- Srobbin Location within Lebanon
- Coordinates: 33°9′14″N 35°21′32″E﻿ / ﻿33.15389°N 35.35889°E
- Grid position: 183/284 PAL
- Country: Lebanon
- Governorate: Nabatieh Governorate
- District: Bint Jbeil District
- Elevation: 590 m (1,940 ft)
- Time zone: UTC+2 (EET)
- • Summer (DST): UTC+3 (EEST)
- Dialing code: +961

= Srobbin =

Village in Nabatieh Governorate, Lebanon

Srobbin, Surubbin, (صربين) is a municipality in the Bint Jbeil District in southern Lebanon. The municipality is located in the region of Nabatiye about 27km away from the region's capital Nabatiye and about 83km away from Lebanon's capital Beirut.

== Etymology ==
According to E. H. Palmer, Srobbin comes from a personal name.

==History==
In 1852, Edward Robinson noted the village (Seribbin) on his travels in the region.
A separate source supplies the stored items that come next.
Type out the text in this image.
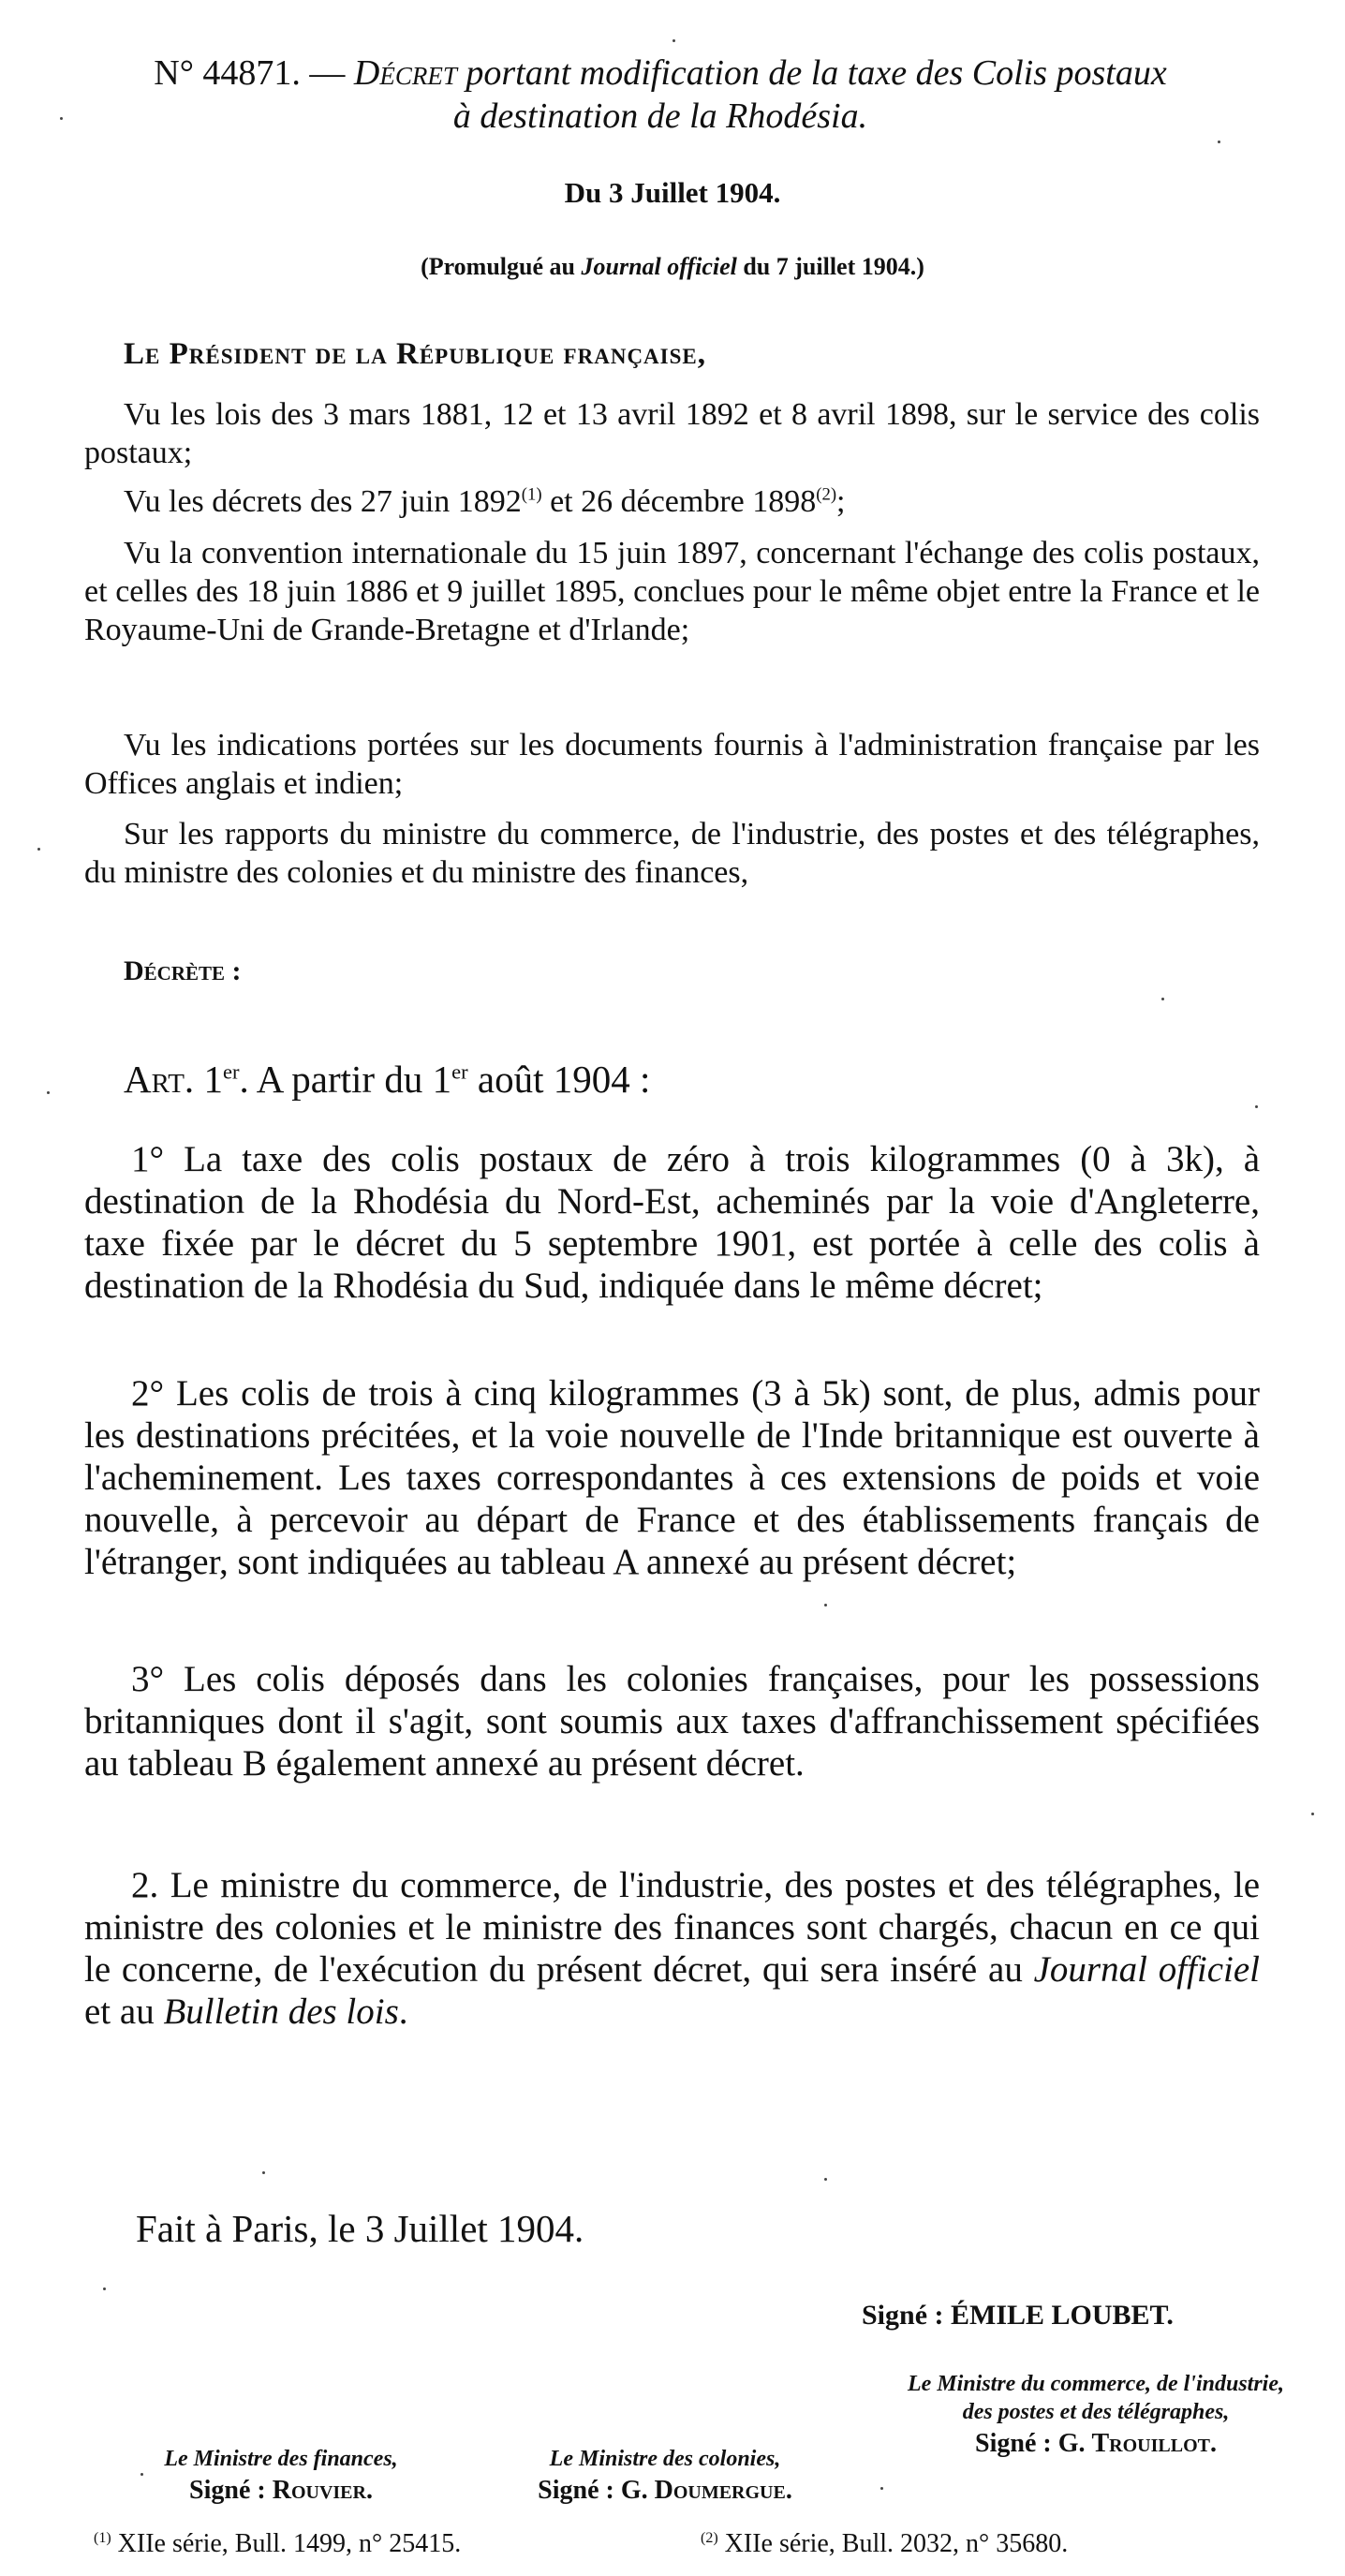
N° 44871. — Décret portant modification de la taxe des Colis postaux
à destination de la Rhodésia.

Du 3 Juillet 1904.

(Promulgué au Journal officiel du 7 juillet 1904.)

Le Président de la République française,

Vu les lois des 3 mars 1881, 12 et 13 avril 1892 et 8 avril 1898, sur le service des colis postaux;

Vu les décrets des 27 juin 1892$^{(1)}$ et 26 décembre 1898$^{(2)}$;

Vu la convention internationale du 15 juin 1897, concernant l'échange des colis postaux, et celles des 18 juin 1886 et 9 juillet 1895, conclues pour le même objet entre la France et le Royaume-Uni de Grande-Bretagne et d'Irlande;

Vu les indications portées sur les documents fournis à l'administration française par les Offices anglais et indien;

Sur les rapports du ministre du commerce, de l'industrie, des postes et des télégraphes, du ministre des colonies et du ministre des finances,

Décrète :

Art. 1er. A partir du 1er août 1904 :

1° La taxe des colis postaux de zéro à trois kilogrammes (0 à 3k), à destination de la Rhodésia du Nord-Est, acheminés par la voie d'Angleterre, taxe fixée par le décret du 5 septembre 1901, est portée à celle des colis à destination de la Rhodésia du Sud, indiquée dans le même décret;

2° Les colis de trois à cinq kilogrammes (3 à 5k) sont, de plus, admis pour les destinations précitées, et la voie nouvelle de l'Inde britannique est ouverte à l'acheminement. Les taxes correspondantes à ces extensions de poids et voie nouvelle, à percevoir au départ de France et des établissements français de l'étranger, sont indiquées au tableau A annexé au présent décret;

3° Les colis déposés dans les colonies françaises, pour les possessions britanniques dont il s'agit, sont soumis aux taxes d'affranchissement spécifiées au tableau B également annexé au présent décret.

2. Le ministre du commerce, de l'industrie, des postes et des télégraphes, le ministre des colonies et le ministre des finances sont chargés, chacun en ce qui le concerne, de l'exécution du présent décret, qui sera inséré au Journal officiel et au Bulletin des lois.

Fait à Paris, le 3 Juillet 1904.

Signé : ÉMILE LOUBET.

Le Ministre des finances,
Signé : Rouvier.
Le Ministre des colonies,
Signé : G. Doumergue.
Le Ministre du commerce, de l'industrie, des postes et des télégraphes,
Signé : G. Trouillot.

$^{(1)}$ XIIe série, Bull. 1499, n° 25415.	$^{(2)}$ XIIe série, Bull. 2032, n° 35680.
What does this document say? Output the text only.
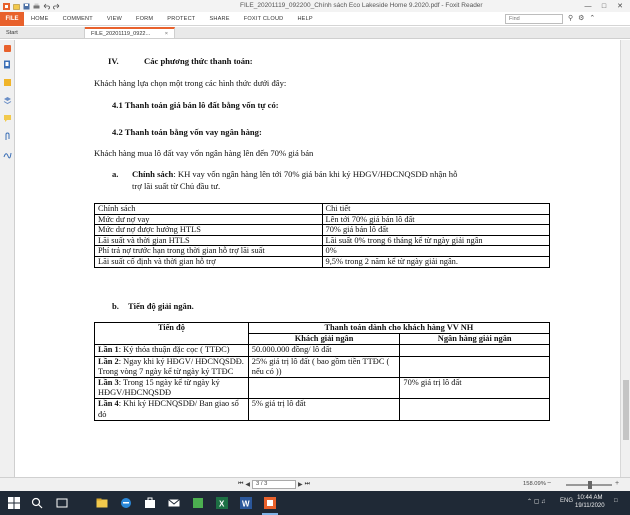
FILE_20201119_092200_Chính sách Eco Lakeside Home 9.2020.pdf - Foxit Reader	—	□	✕
FILE	HOME	COMMENT	VIEW	FORM	PROTECT	SHARE	FOXIT CLOUD	HELP	Find	⚲ ⚙ ⌃
Start	FILE_20201119_0922...	×
IV.	Các phương thức thanh toán:
Khách hàng lựa chọn một trong các hình thức dưới đây:
4.1 Thanh toán giá bán lô đất bằng vốn tự có:
4.2 Thanh toán bằng vốn vay ngân hàng:
Khách hàng mua lô đất vay vốn ngân hàng lên đến 70% giá bán
a. Chính sách: KH vay vốn ngân hàng lên tới 70% giá bán khi ký HĐGV/HĐCNQSDĐ nhận hỗ
trợ lãi suất từ Chủ đầu tư.
Chính sách	Chi tiết
Mức dư nợ vay	Lên tới 70% giá bán lô đất
Mức dư nợ được hưởng HTLS	70% giá bán lô đất
Lãi suất và thời gian HTLS	Lãi suất 0% trong 6 tháng kể từ ngày giải ngân
Phí trả nợ trước hạn trong thời gian hỗ trợ lãi suất	0%
Lãi suất cố định và thời gian hỗ trợ	9,5% trong 2 năm kể từ ngày giải ngân.
b. Tiến độ giải ngân.
Tiến độ	Thanh toán dành cho khách hàng VV NH	
	Khách giải ngân	Ngân hàng giải ngân
Lần 1: Ký thỏa thuận đặc cọc ( TTĐC)	50.000.000 đồng/ lô đất	
Lần 2: Ngay khi ký HĐGV/ HĐCNQSDĐ. Trong vòng 7 ngày kể từ ngày ký TTĐC	25% giá trị lô đất ( bao gồm tiền TTĐC ( nếu có ))	
Lần 3: Trong 15 ngày kể từ ngày ký HĐGV/HĐCNQSDĐ		70% giá trị lô đất
Lần 4: Khi ký HĐCNQSDĐ/ Ban giao sổ đỏ	5% giá trị lô đất	
⏮ ◀	3 / 3	▶ ⏭	158.09% −	+
X W	⌃ ▢ ♫ ENG 10:44 AM
19/11/2020
□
In 1881, the PEF's Survey of Western Palestine (SWP) described it as: "a small stone village, containing about eighty Metawileh, situated on hill-top, with olives and arable cultivation; springs near, and cisterns and birket."

==Demographics==
In 2014 Muslims made up 99.49% of registered voters in Srobbin. 99.36% of the voters were Shiite Muslims.